An extortioner is one who squeezes the poor. Perhaps he tries to cover up his sin in this way: he squeezes the poor, makes an extra thousand dollars, and then on Sunday goes to church and says to the pastor, “I want to donate a hundred dollars for missions.” God would say, “Keep your dirty money; you got it the wrong way.” God wants holy money to use in holy service. An extortioner is a wicked person and God says we are not to sit down at the table with such an individual. Applying that command would cut down our dinner parties considerably!
I take it that Paul was including the Lord’s table when he said, “With such an one no not to eat.” People should be warned to stay away from the Lord’s table if they are fornicators or covetous or idolaters or railers or drunkards or extortioners.
Outside in the world God judges. He will deal with the unsaved in due time, but He calls on the church of God to maintain careful discipline over its members for the glory of the Lord Jesus Christ. His own good name is at stake. People on the outside say, “What! Is that one of your Christians? Does he belong to Christ and yet do thus and so?” That is one reason why the church of God is responsible to maintain holiness in this world.
“Therefore,” Paul concluded, “put away from among yourselves that wicked person.” Of course there is a great deal of instruction in other Scripture passages about discipline. For example Galatians 6:1 says, “If a man be overtaken in a fault, ye which are spiritual, restore such an one in the spirit of meekness; considering thyself, lest thou also be tempted.” So every effort should be made to restore the wanderer, but if he will not be restored, if he persists in his sin, if he goes on defying the discipline of the church of God, the time comes when the instruction in 1 Corinthians 5:13 has to be acted on.
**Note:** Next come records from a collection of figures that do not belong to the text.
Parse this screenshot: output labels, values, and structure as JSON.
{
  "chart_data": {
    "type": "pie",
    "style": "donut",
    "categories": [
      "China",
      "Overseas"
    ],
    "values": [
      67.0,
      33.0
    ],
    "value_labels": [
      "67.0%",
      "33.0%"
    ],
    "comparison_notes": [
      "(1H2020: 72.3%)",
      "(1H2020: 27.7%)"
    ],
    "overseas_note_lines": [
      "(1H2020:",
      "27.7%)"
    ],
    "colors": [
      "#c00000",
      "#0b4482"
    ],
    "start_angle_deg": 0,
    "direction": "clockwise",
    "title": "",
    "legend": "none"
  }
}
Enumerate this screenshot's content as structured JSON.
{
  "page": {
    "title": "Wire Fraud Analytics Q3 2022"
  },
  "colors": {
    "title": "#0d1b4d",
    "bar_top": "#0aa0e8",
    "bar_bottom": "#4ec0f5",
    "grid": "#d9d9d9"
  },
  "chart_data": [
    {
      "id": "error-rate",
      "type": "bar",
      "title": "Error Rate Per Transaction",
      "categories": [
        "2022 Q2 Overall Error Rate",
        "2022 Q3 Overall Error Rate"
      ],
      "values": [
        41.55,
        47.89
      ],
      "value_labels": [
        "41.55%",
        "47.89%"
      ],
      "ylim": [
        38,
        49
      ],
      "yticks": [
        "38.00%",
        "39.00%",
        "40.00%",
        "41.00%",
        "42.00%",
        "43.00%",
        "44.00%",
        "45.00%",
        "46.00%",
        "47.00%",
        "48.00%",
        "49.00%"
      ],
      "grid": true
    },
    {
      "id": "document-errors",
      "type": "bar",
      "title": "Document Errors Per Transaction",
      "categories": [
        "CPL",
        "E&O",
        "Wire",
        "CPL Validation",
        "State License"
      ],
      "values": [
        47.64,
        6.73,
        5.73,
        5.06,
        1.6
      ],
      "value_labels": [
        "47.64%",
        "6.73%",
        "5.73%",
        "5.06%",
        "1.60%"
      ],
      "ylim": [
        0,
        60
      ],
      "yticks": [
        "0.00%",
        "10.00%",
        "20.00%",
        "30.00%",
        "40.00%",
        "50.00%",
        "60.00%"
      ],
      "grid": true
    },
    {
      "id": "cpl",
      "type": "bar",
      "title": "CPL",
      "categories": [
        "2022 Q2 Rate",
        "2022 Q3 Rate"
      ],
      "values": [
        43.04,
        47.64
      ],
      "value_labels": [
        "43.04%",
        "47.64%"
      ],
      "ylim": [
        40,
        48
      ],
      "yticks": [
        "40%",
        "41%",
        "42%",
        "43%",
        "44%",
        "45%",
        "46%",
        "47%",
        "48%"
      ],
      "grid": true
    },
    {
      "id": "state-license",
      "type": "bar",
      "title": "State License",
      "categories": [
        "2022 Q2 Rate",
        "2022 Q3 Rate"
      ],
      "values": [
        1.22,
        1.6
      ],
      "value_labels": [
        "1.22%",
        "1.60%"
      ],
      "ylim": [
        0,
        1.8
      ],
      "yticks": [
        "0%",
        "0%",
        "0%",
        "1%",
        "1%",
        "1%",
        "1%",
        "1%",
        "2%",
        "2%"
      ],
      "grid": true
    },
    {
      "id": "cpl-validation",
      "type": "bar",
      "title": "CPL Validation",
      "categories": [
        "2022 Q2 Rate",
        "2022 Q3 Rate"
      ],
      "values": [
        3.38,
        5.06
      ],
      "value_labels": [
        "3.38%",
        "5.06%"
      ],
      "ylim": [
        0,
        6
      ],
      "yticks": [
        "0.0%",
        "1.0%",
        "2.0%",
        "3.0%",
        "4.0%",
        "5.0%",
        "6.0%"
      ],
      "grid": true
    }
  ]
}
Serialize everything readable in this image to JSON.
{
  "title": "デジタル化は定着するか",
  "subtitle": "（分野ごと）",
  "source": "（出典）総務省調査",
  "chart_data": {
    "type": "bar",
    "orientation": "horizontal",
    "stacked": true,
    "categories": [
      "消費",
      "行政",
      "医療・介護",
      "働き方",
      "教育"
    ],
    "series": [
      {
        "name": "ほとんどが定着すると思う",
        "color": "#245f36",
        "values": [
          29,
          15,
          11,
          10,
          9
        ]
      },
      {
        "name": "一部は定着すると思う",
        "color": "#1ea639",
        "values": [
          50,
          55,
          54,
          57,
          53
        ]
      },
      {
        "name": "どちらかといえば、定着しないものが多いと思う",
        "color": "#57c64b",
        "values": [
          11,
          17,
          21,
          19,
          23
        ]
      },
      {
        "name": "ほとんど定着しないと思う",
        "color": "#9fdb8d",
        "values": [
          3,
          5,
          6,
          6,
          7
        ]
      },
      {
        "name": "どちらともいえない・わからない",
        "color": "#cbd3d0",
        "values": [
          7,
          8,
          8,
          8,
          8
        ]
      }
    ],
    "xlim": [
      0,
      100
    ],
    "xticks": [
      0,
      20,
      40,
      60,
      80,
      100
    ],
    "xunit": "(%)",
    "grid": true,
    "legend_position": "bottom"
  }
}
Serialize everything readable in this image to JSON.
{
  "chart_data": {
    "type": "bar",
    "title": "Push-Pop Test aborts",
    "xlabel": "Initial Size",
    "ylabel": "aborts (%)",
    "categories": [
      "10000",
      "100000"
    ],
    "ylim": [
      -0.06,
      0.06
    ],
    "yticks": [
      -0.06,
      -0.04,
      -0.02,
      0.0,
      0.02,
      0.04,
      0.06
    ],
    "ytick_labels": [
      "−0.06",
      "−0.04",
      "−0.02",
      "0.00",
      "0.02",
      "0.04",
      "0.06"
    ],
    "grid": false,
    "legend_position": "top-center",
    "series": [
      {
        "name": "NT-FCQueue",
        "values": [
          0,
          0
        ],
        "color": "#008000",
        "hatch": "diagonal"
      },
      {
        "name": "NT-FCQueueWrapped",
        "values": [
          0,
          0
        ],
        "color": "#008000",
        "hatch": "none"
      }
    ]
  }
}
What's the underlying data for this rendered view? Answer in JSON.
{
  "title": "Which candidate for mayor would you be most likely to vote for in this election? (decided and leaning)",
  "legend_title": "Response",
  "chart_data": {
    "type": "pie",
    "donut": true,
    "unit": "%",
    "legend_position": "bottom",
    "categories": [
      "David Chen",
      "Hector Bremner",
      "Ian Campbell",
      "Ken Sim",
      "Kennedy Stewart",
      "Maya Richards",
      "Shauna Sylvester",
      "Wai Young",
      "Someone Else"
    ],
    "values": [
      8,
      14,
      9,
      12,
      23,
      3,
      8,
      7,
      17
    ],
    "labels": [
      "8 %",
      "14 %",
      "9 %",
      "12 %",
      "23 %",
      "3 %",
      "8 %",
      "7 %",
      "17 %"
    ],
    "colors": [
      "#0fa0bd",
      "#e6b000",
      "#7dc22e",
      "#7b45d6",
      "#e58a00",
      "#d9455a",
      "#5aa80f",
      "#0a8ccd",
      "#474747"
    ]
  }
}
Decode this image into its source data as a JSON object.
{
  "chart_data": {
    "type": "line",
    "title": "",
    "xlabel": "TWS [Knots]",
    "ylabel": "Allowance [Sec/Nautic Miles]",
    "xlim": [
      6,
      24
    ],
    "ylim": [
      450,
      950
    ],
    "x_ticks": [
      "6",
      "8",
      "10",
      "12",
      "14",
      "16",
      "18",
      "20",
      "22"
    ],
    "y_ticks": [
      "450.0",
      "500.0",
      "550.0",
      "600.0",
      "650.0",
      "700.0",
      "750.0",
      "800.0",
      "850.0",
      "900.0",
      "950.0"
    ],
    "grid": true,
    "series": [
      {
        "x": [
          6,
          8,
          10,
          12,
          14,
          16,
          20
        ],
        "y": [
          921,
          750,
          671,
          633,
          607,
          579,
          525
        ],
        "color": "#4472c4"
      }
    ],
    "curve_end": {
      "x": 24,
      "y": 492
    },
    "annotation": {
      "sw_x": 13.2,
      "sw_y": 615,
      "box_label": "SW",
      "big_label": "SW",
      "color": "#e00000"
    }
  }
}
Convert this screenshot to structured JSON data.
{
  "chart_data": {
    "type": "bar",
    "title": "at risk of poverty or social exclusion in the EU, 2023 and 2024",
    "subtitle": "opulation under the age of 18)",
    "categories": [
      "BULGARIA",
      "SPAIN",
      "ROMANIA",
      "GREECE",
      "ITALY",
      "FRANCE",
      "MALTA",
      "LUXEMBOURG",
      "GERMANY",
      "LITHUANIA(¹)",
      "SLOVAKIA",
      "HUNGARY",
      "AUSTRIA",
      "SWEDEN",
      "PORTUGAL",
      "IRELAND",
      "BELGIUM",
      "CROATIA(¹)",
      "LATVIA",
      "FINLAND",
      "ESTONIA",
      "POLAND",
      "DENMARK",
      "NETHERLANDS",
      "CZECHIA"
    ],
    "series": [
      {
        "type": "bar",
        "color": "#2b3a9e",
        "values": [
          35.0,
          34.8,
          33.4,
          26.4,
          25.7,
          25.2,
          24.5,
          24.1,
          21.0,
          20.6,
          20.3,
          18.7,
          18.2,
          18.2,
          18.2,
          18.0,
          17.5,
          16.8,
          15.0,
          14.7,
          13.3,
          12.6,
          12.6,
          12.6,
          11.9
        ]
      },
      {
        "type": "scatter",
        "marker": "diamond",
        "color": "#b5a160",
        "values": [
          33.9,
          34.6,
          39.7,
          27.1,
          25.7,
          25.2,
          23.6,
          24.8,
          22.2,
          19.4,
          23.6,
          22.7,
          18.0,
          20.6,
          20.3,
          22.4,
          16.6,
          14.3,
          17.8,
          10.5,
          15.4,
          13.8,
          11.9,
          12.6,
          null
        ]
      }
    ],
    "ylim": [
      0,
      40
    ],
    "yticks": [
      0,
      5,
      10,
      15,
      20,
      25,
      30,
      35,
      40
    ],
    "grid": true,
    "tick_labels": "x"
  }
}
Perhaps some of you feel like saying what one of the Hopi Indians said to me after I had tried to teach them the responsibility of a Christian. He said, “Man with the Iron Voice [that was their rather peculiar name for me], you have made the way very hard today. I thought I was saved by grace alone, but now it looks as though I have to walk to Heaven on the edge of a razor.” We are saved by grace alone, but we are called to walk in holiness, and while we have no ability to do this ourselves, the Holy Spirit has come to dwell in every believer and He is the power of the new life. “If we live in the Spirit, let us also walk in the Spirit” (Galatians 5:25), and we will thus be enabled to honor the Lord Jesus Christ by holy, unworldly, devoted, godly lives.